Phillips, who calls himself a cake artist, said the requested cake’s message would violate his religious beliefs.

“The state is doubling down on its hostility against my beliefs, even though that’s what the Supreme Court said they couldn’t do,” Phillips said in a prepared statement released by his lawyers. “It seems I’m the only person in the state of Colorado who can’t live out my beliefs.”

The religious liberty group Alliance Defending Freedom, which has represented Phillips since he turned down a gay couple’s order six years ago for a cake celebrating their marriage, also represents him in a federal lawsuit filed late Tuesday to challenge the latest state action against him.

Cakes, Guns, and willful animus

If it seems as though the CCRC is out to get Jack Phillips, it's probably because it is. It also appears as though the Supreme Court's mealy mouthed 7-2 ruling that turned on the CCRC's willful animus as opposed to Phillips' First Amendment rights of freedom of speech and religion did little to dissuade his foes in government.

This is reminiscent of lots of recent Second Amendment judicial rulings at the appellate level that have purposefully ignored the key holdings of the seminal Heller case. There's the Ninth Circuit's en banc ruling in Peruta that found there was no 2nd Amendment right to concealed carry a handgun, but purposefully ignored the word "bear" altogether.

The Fourth Circuit, covering Maryland and other mid-Atlantic states, likewise upheld a Maryland law that banned most AR-15-pattern rifles under the "logic" that guns that look like they're military weapons aren't protected by the 2nd Amendment.

A couple of points on this ruling.

  1. At the time the 2nd Amendment was ratified, all weapons were miltary-style weapons. The muskets that 2nd Amendment foes like to point to as being protected by the constitution were the height of military technology at the time.
  2. The Heller ruling directed lower courts that weapons in "common use" were to be afforded the highest 2nd Amendment protection. The AR-15-pattern rifle is the most common rifle owned in America today.
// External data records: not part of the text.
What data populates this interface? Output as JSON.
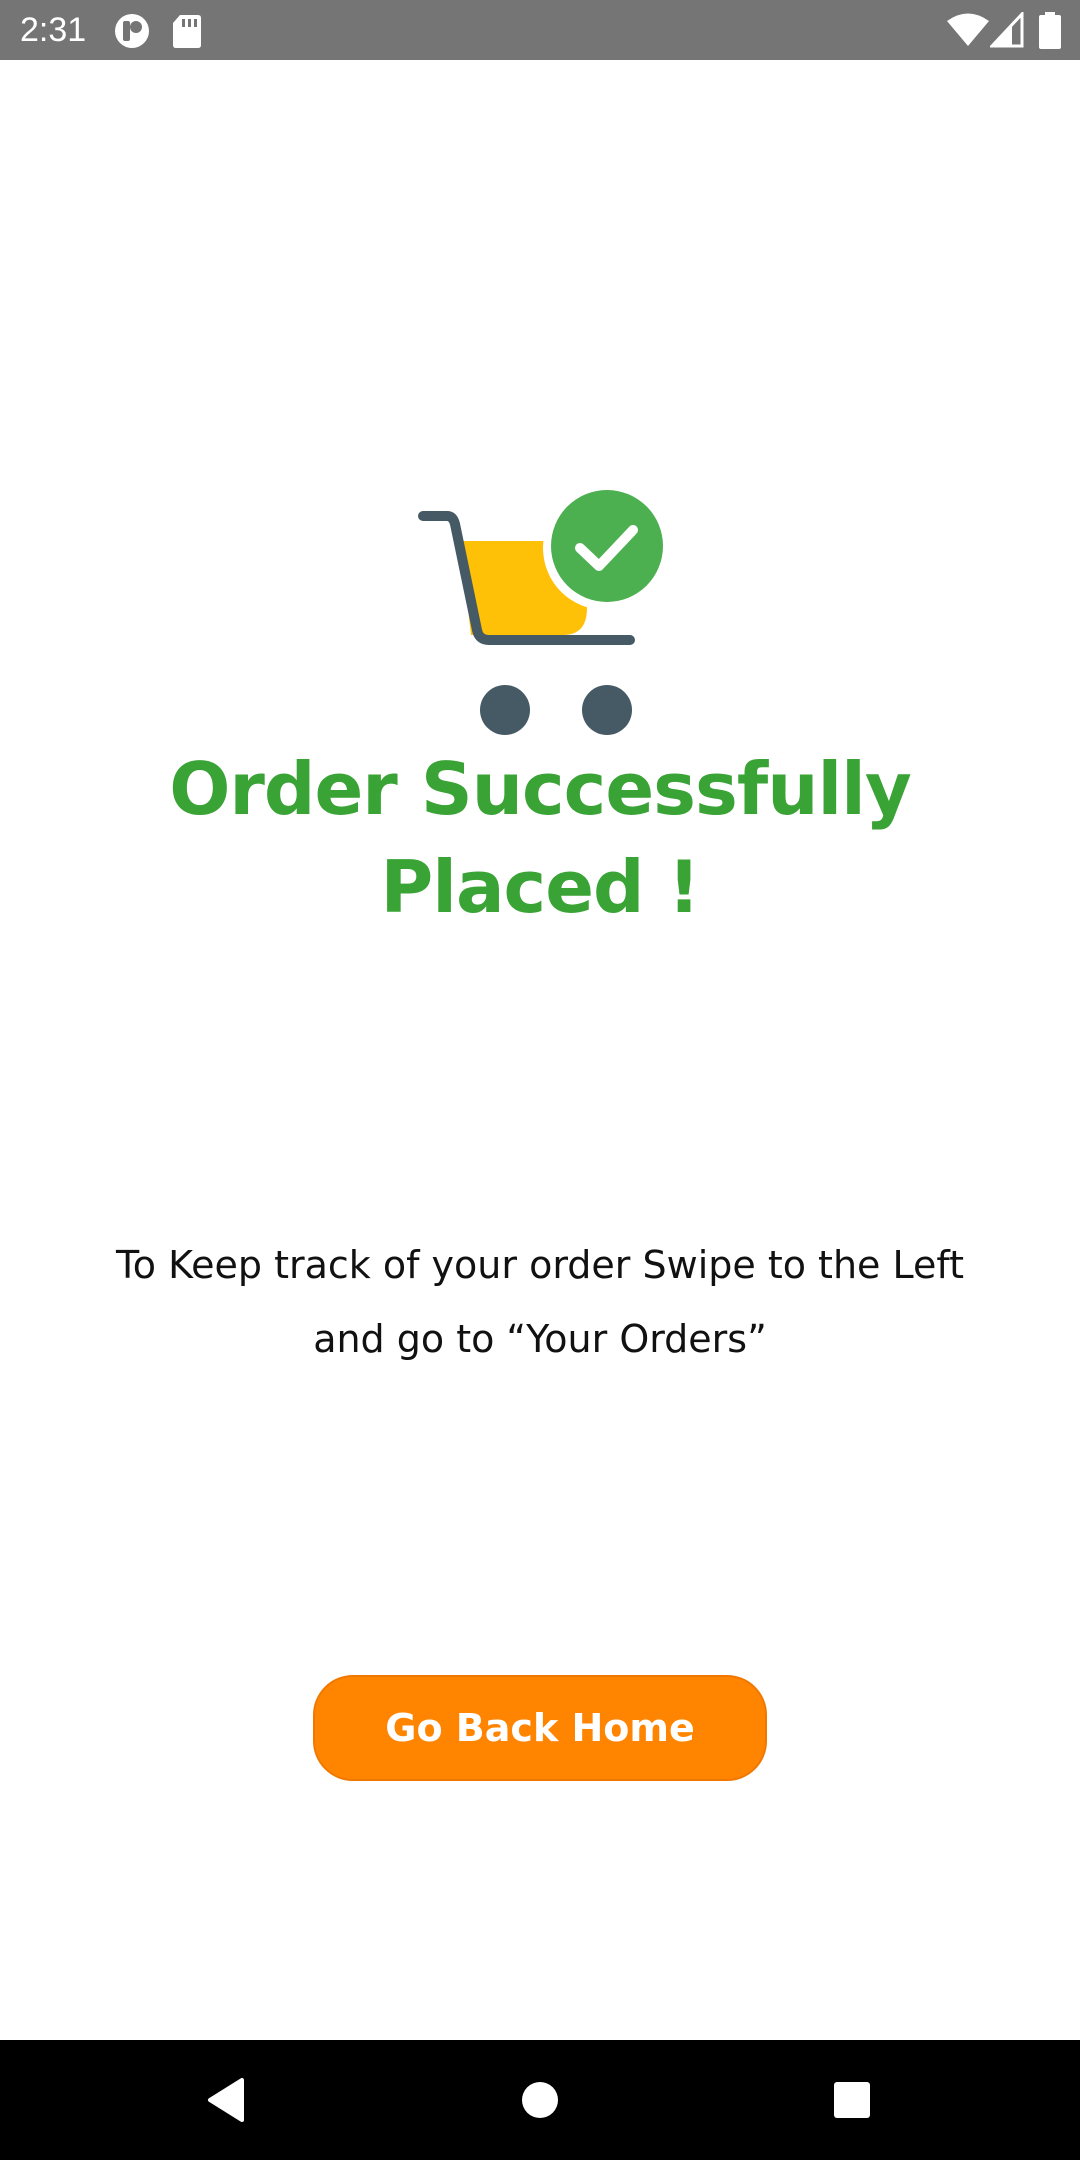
{
  "status_bar": {
    "time": "2:31",
    "background": "#757575",
    "left_icons": [
      "app-notification-icon",
      "sd-card-icon"
    ],
    "right_icons": [
      "wifi-icon",
      "cell-signal-icon",
      "battery-icon"
    ]
  },
  "main": {
    "illustration": "cart-checkmark-icon",
    "title_line1": "Order Successfully",
    "title_line2": "Placed !",
    "title_color": "#3aa335",
    "message_line1": "To Keep track of your order Swipe to the Left",
    "message_line2": "and go to “Your Orders”",
    "button_label": "Go Back Home",
    "button_color": "#ff8500"
  },
  "nav_bar": {
    "buttons": [
      "back-icon",
      "home-icon",
      "recents-icon"
    ]
  }
}
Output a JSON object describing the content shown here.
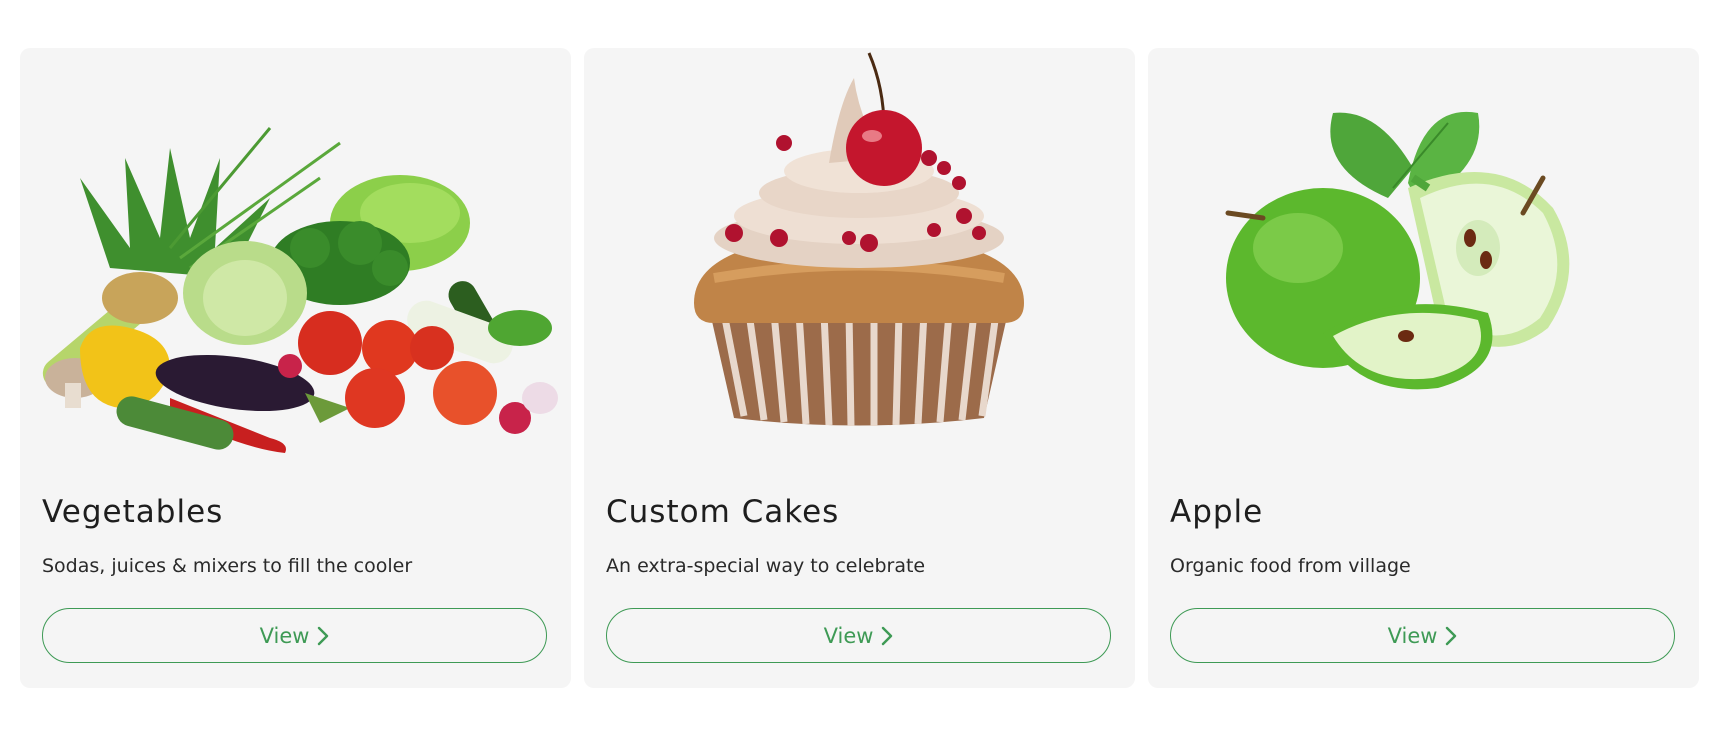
{
  "accent_color": "#3e9a55",
  "cards": [
    {
      "title": "Vegetables",
      "description": "Sodas, juices & mixers to fill the cooler",
      "button_label": "View",
      "image": "vegetables-image"
    },
    {
      "title": "Custom Cakes",
      "description": "An extra-special way to celebrate",
      "button_label": "View",
      "image": "cupcake-image"
    },
    {
      "title": "Apple",
      "description": "Organic food from village",
      "button_label": "View",
      "image": "apple-image"
    }
  ]
}
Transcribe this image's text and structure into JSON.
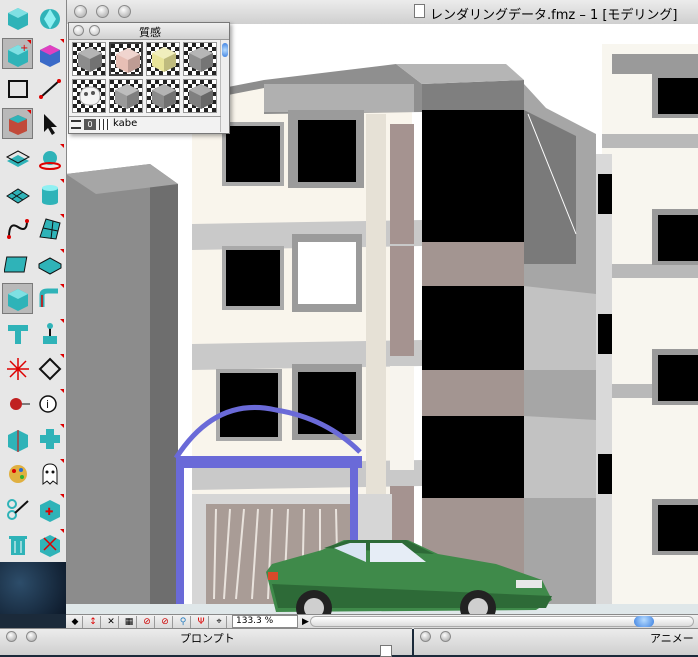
{
  "main_window": {
    "title": "レンダリングデータ.fmz – 1 [モデリング]",
    "icon": "document-icon"
  },
  "material_panel": {
    "title": "質感",
    "selected_material": "kabe",
    "swatch_colors": [
      "#8c8c8c",
      "#e8bfb5",
      "#e9e59a",
      "#8f8f8f",
      "#f4f4f4",
      "#9a9a9a",
      "#8a8a8a",
      "#7f7f7f"
    ],
    "counter_label": "0"
  },
  "status_bar": {
    "zoom": "133.3 %"
  },
  "prompt_window": {
    "title": "プロンプト"
  },
  "animation_window": {
    "title": "アニメー"
  },
  "tools": {
    "icons": [
      "cube-icon",
      "sphere-icon",
      "cube-add-icon",
      "texture-cube-icon",
      "rectangle-icon",
      "line-icon",
      "box-select-icon",
      "arrow-pointer-icon",
      "plane-icon",
      "rotate-icon",
      "grid-plane-icon",
      "cylinder-icon",
      "curve-icon",
      "mesh-icon",
      "flat-rect-icon",
      "flat-box-icon",
      "box-frame-icon",
      "sweep-icon",
      "t-shape-icon",
      "joystick-icon",
      "light-icon",
      "diamond-icon",
      "red-sphere-icon",
      "info-icon",
      "box-split-icon",
      "cross-icon",
      "paint-icon",
      "ghost-icon",
      "scissors-icon",
      "puzzle-icon",
      "trash-icon",
      "explode-icon"
    ]
  },
  "colors": {
    "accent_blue": "#3b7fe0",
    "arch_blue": "#6a6ad8",
    "car_green": "#3f8a4a"
  }
}
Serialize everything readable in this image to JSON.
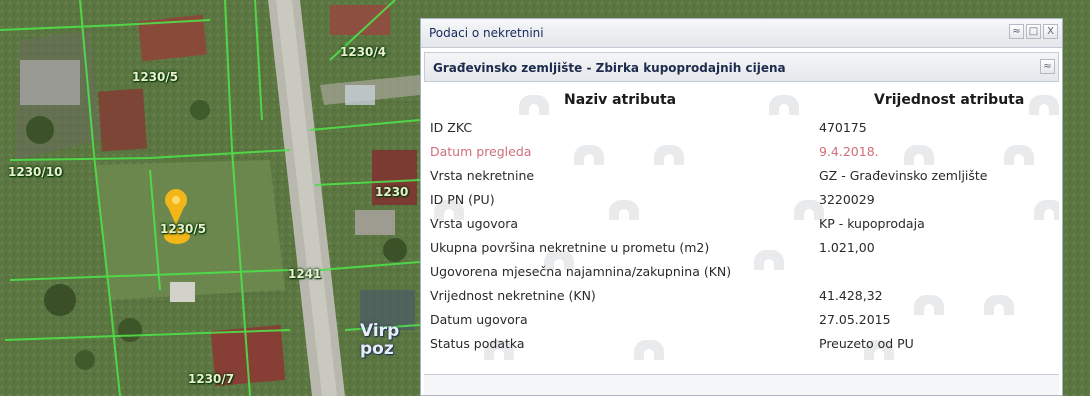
{
  "map": {
    "parcel_labels": [
      "1230/5",
      "1230/4",
      "1230/10",
      "1230",
      "1230/5",
      "1241",
      "1230/7"
    ],
    "side_text_1": "Virp",
    "side_text_2": "poz"
  },
  "window": {
    "title": "Podaci o nekretnini",
    "buttons": {
      "collapse": "≈",
      "maximize": "□",
      "close": "X"
    }
  },
  "panel": {
    "title": "Građevinsko zemljište - Zbirka kupoprodajnih cijena",
    "collapse_icon": "≈"
  },
  "attributes": {
    "header_name": "Naziv atributa",
    "header_value": "Vrijednost atributa",
    "rows": [
      {
        "name": "ID ZKC",
        "value": "470175"
      },
      {
        "name": "Datum pregleda",
        "value": "9.4.2018."
      },
      {
        "name": "Vrsta nekretnine",
        "value": "GZ - Građevinsko zemljište"
      },
      {
        "name": "ID PN (PU)",
        "value": "3220029"
      },
      {
        "name": "Vrsta ugovora",
        "value": "KP - kupoprodaja"
      },
      {
        "name": "Ukupna površina nekretnine u prometu (m2)",
        "value": "1.021,00"
      },
      {
        "name": "Ugovorena mjesečna najamnina/zakupnina (KN)",
        "value": ""
      },
      {
        "name": "Vrijednost nekretnine (KN)",
        "value": "41.428,32"
      },
      {
        "name": "Datum ugovora",
        "value": "27.05.2015"
      },
      {
        "name": "Status podatka",
        "value": "Preuzeto od PU"
      }
    ]
  },
  "colors": {
    "highlight_row": "#cf6f7a",
    "marker": "#f2b619",
    "parcel_lines": "#4fe04a"
  }
}
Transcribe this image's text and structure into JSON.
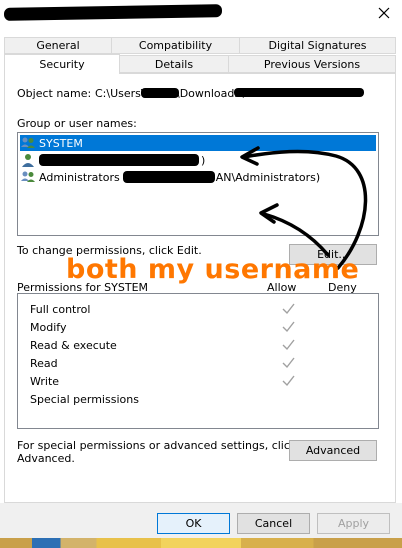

The Supreme Court has neglected to reiterate its holdings in Heller against increasingly obnoxious and lawless lower courts who are twisting the obvious, plain meaning of the Supreme Court's rulings and the text of the 2nd Amendment itself. Hopefully with Brett Kavanaugh replacing squish Anthony Kennedy, the lower courts can be reined in.

The bright side?

The good news is that Senate Republicans have been confirming Trump's judicial nominees to the federal courts in record numbers. There is a potential light at the end of the tunnel that isn't an oncoming train. We might have a judiciary that considers laws as they are written and not according to an evolving standard that just so happens to line up with the policy preferences of a particular judge or judges.

While I think Trump's various tariff wars are hurting the economy and his tweeting is counterproductive at best, I've come to a point where I'm willing to accept some economic and political turmoil over the short term (4-8 years) in return for a conservative, non-activist judiciary for the next two-plus decades.